Dat gaat zeker ook op voor Unilever. “We kijken naar wie de beste partij is voor de klus,” zegt legal counsel Klaas Evelein. “Daardoor komen vaak juist ook nichekantoren in beeld. We gebruiken nu misschien zelfs wel meer kantoren dan tien, vijftien jaar geleden. Nu heb je specialistische kantoren op gebieden als Intellectuele Eigendom, onroerend goed en arbeidsrecht.” Evelein denkt dat het overigens ook afhangt van de bedrijfsstructuur: bij Unilever is geen sprake van een lappendeken. “Er wordt altijd veel vanuit Rotterdam bepaald. Het aantal advocatenkantoren waarmee we werken is dan ook altijd redelijk stabiel.”

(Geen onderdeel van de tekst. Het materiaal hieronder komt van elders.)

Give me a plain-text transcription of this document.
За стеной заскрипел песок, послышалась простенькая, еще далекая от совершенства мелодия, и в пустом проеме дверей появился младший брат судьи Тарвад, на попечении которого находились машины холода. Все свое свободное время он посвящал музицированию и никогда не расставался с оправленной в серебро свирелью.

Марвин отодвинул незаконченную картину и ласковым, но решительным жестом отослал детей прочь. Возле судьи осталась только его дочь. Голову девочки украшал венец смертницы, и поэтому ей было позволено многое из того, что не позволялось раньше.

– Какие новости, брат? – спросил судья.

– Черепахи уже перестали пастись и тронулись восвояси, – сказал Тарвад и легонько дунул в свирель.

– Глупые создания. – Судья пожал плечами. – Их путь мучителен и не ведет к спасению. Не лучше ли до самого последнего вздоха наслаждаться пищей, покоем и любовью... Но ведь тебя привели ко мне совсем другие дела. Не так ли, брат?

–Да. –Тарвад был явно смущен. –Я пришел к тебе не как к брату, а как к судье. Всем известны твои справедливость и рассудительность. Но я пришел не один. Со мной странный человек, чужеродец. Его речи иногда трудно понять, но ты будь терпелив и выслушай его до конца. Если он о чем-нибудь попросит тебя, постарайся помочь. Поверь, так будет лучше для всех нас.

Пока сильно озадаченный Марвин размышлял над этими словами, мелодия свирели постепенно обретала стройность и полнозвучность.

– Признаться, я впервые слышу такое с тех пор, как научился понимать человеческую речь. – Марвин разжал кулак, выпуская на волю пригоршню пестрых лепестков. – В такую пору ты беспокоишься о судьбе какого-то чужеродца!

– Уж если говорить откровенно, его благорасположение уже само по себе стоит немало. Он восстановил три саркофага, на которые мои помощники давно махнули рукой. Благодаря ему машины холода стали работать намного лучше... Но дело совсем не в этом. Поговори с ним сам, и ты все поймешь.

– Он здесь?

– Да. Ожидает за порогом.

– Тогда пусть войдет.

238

Dat een ‘lappendeken’ uiteindelijk kan leiden tot veel externe adviseurs, herkent ook Paul de Jonge van Legal Benchmarket International. “Door acquisities van nieuwe dochters kan het aantal advocatenkantoren waarmee gewerkt wordt sterk stijgen en dan wordt vervolgens vaak gesneden in het aantal panelkantoren. Een internationaal bedrijf deed hier onlangs onderzoek naar. Zij hadden wereldwijd twintig panel firms en kregen toch van meer dan zeshonderd kantoren declaraties.” De Jonge wil niet zggen welk bedrijf het betreft.
Wat van Otterlo tot slot nog wil benadrukken is dat de legal counsel van de grote bedrijven meer dan vroeger zoveel mogelijk intern afdoen. Van Otterlo: “Dat betekent wel dat het kwaliteitsniveau van legal vergelijkbaar moet zijn met dat van advocatenkantoren. Je ziet vaak dat op die afdelingen voormalig advocaten werken. Die brengen ervaring mee en een netwerk. Legal counsel doen niet meer veel onder voor de advocaten van grote kantoren.”